Hmmm...it seems like the effectiveness depends on how it is implemented. I suppose that is true with any model of education. I am just surprised how well it seems to work and how much I am finding that I like it.
There is no particular accomodation made for kids who are above grade level. I suppose it probably wouldn't be a good fit for a truly gifted child in all areas. However, there are lots of kids above grade level in one area or another and they just learn what everyone else is learning. As I type this I am reminded of how crazy that sounds, but it is effective. The goal is to make sure that every child meets grade level expectations in every area. Not to make indivdualized accomodations for every child. I don't know of anyone complaing that their kids are bored and need to be challenged more. It seems like the curriculum moves pretty fast so there is always something new to be learned. I'm not an educator, but from my point of view it seems to be working.
If a child is struggling or falling behind, the issue is addressed as soon as it is recognized.
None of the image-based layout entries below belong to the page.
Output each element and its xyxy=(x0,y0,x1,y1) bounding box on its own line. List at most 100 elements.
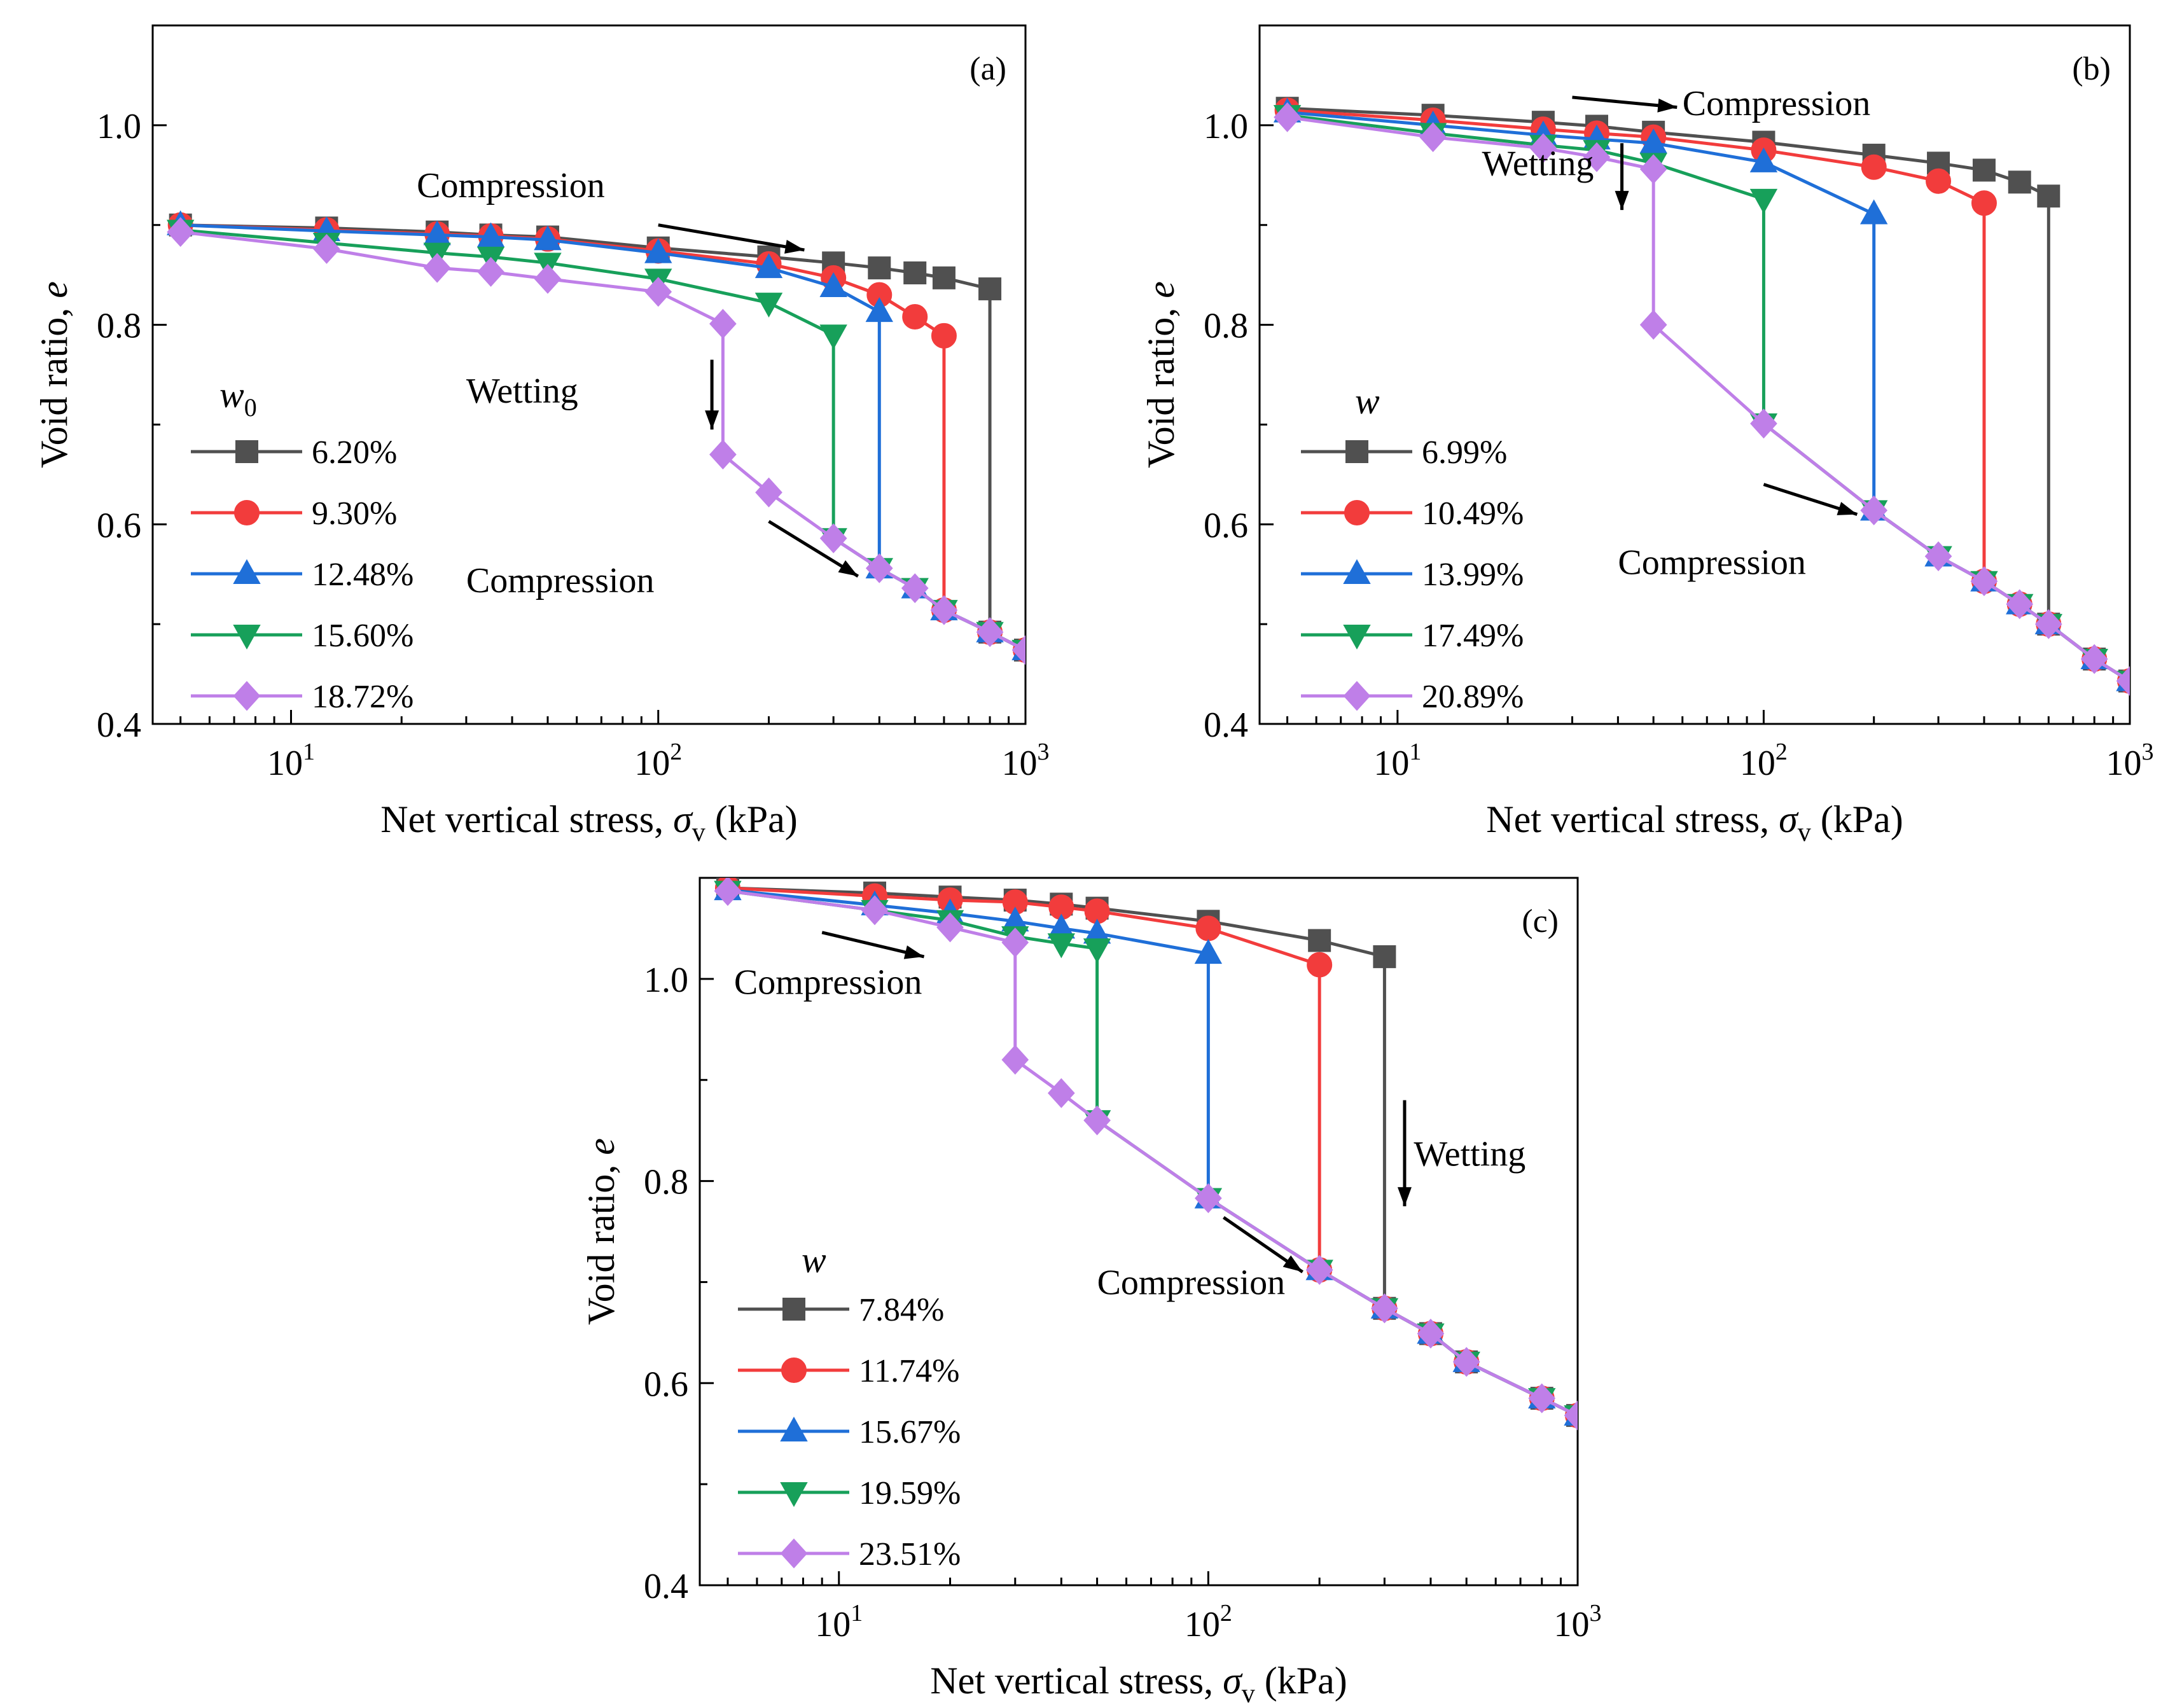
legend-label: 9.30% xyxy=(312,496,397,532)
legend-item: 23.51% xyxy=(738,1536,961,1573)
legend-label: 12.48% xyxy=(312,557,413,593)
data-point xyxy=(1749,147,1778,172)
data-point xyxy=(1859,199,1888,225)
annotation-compression-bottom: Compression xyxy=(466,520,859,601)
series-4 xyxy=(1274,102,2130,697)
data-point xyxy=(754,293,783,318)
legend-label: 6.20% xyxy=(312,434,397,471)
x-tick-label: 101 xyxy=(267,739,315,783)
panel-label: (c) xyxy=(1522,903,1559,940)
series-4 xyxy=(167,217,1025,665)
annotation-wetting: Wetting xyxy=(1397,1100,1525,1207)
legend-marker xyxy=(233,625,261,650)
data-point xyxy=(644,238,672,263)
legend-marker xyxy=(782,1298,805,1321)
chart-panel-a: 101 102 103 0.4 0.6 0.8 1.0 Net vertical stress… xyxy=(33,24,1050,847)
data-point xyxy=(1417,1318,1445,1349)
y-tick-label: 1.0 xyxy=(1204,107,1248,146)
data-point xyxy=(1971,190,1997,216)
legend-marker xyxy=(1344,500,1370,525)
data-point xyxy=(1194,939,1223,964)
data-point xyxy=(1926,168,1952,194)
annotation-compression-top: Compression xyxy=(734,931,925,1003)
annotation-compression-top: Compression xyxy=(417,166,805,254)
data-point xyxy=(2037,184,2060,208)
legend-item: 6.20% xyxy=(191,434,397,471)
y-axis-ticks xyxy=(1260,24,1274,725)
data-point xyxy=(1452,1347,1480,1377)
legend-marker xyxy=(1343,559,1371,584)
data-point xyxy=(819,324,847,350)
annotation-arrow xyxy=(705,359,719,430)
series-line xyxy=(1287,115,2130,683)
data-point xyxy=(1972,158,1996,182)
legend-label: 11.74% xyxy=(859,1353,959,1389)
data-point xyxy=(1861,154,1887,180)
data-point xyxy=(1639,154,1667,184)
legend-marker xyxy=(1345,440,1368,463)
panel-label: (a) xyxy=(969,51,1006,87)
legend-label: 10.49% xyxy=(1422,496,1524,532)
legend-label: 20.89% xyxy=(1422,679,1524,715)
legend-label: 23.51% xyxy=(859,1536,961,1573)
annotation-text: Wetting xyxy=(1414,1135,1525,1174)
legend-item: 18.72% xyxy=(191,679,413,715)
data-point xyxy=(754,253,783,279)
data-point xyxy=(2034,609,2062,639)
y-axis-ticks xyxy=(153,24,167,725)
y-tick-label: 0.8 xyxy=(1204,307,1248,346)
data-point xyxy=(932,266,955,289)
data-point xyxy=(930,595,958,625)
legend-marker xyxy=(780,1416,808,1441)
data-point xyxy=(1639,128,1667,154)
data-point xyxy=(709,439,737,469)
data-point xyxy=(1749,188,1778,214)
plot-area xyxy=(167,210,1025,665)
y-tick-label: 0.8 xyxy=(644,1163,688,1202)
data-point xyxy=(476,222,505,247)
legend-item: 13.99% xyxy=(1301,557,1524,593)
y-tick-label: 0.4 xyxy=(644,1567,688,1606)
legend-item: 10.49% xyxy=(1301,496,1524,532)
x-axis-title: Net vertical stress, σv (kPa) xyxy=(380,798,797,847)
data-point xyxy=(868,256,891,280)
x-tick-label: 103 xyxy=(2106,739,2154,783)
data-point xyxy=(865,553,893,583)
data-point xyxy=(865,297,893,323)
annotation-text: Compression xyxy=(734,963,922,1003)
series-line xyxy=(1287,113,2130,683)
legend-label: 7.84% xyxy=(859,1292,944,1328)
y-tick-label: 1.0 xyxy=(644,961,688,1000)
legend-marker xyxy=(233,681,261,711)
annotation-arrow xyxy=(1222,1216,1304,1274)
legend-item: 12.48% xyxy=(191,557,413,593)
y-axis-title: Void ratio, e xyxy=(580,1138,622,1325)
legend-item: 17.49% xyxy=(1301,618,1524,654)
legend-marker xyxy=(235,440,258,463)
plot-area xyxy=(714,878,1578,1431)
legend-marker xyxy=(780,1538,808,1569)
data-point xyxy=(902,304,928,330)
x-tick-label: 103 xyxy=(1554,1600,1602,1644)
y-tick-label: 0.6 xyxy=(1204,506,1248,545)
chart-panel-c: 101 102 103 0.4 0.6 0.8 1.0 Net vertical stress… xyxy=(580,877,1602,1708)
legend-marker xyxy=(234,500,260,525)
annotation-text: Compression xyxy=(466,561,655,601)
data-point xyxy=(1001,1045,1029,1075)
data-point xyxy=(1750,408,1777,439)
legend-title: w xyxy=(802,1239,826,1281)
data-point xyxy=(1308,929,1331,952)
legend-label: 15.60% xyxy=(312,618,413,654)
x-axis-ticks xyxy=(726,1571,1579,1585)
data-point xyxy=(644,277,672,307)
y-tick-label: 1.0 xyxy=(97,107,141,146)
y-axis-ticks xyxy=(700,877,714,1586)
legend-item: 19.59% xyxy=(738,1475,961,1511)
y-tick-label: 0.4 xyxy=(97,705,141,745)
data-point xyxy=(534,263,562,294)
legend: w0 6.20% 9.30% 12.48% 15.60% 18.72% xyxy=(191,374,413,715)
y-tick-label: 0.6 xyxy=(97,506,141,545)
x-tick-label: 103 xyxy=(1002,739,1050,783)
legend-item: 15.60% xyxy=(191,618,413,654)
Parents are contacted and the child is given one on one instruction until they are caught up to the class. I think this works really well. There is no "waiting to see" before trying to address the problem. Talking to other parents, it seem like pretty much every kid will be pulled out for this type or tutoring at some point.
Originally Posted by moominmamma
I'm curious about this model too. In particular I'm curious why the school would be so popular as to be subject to a lottery. Since it's a "school of choice" I suppose there would be a fair amount of self-selection for high-average kids who learn well in a traditional top-down large-group learning situation. Like ollyoxenfree I wonder how they would deal with kids like mine who are way ahead of grade level and are intuitive low-repetition learners in some areas, yet closer to grade level in others. I honestly see strict grade-levelling as one of the great ills of the school system, and am thankful that our public school takes a diametrically opposite approach with multi-grade classrooms and tons of self-pacing.
Miranda - the school is the top elementary school in our state. Aside from the phenomenal test scores, it has a long history (nearly 40 years and long before NCLB) of academic excellence. It has always had a long waiting list. Typically they have about 25 spots available for kindergarten and about 350 applicants. To be honest I went into the information session wanting to not like this school, but by the end they had me sold. I'm not the competitive type and it seemed to me that this type of environment would be a breeding ground for competitive parents. In reality, the opposite is actually true. The parents are way less competitive than my son's play-based preschool. The school has high academic expectations, but they also spend more time in specials (art, music and PE) and have more recess time than many of the other schools I looked at. They also offer tons of enrichment activities throughout the year and the kids just seemed happy to be in school. In theory, I like the idea of multi-grade classrooms, but around here I really wasn't able to find anything like that to even consider. At least not in the public sector.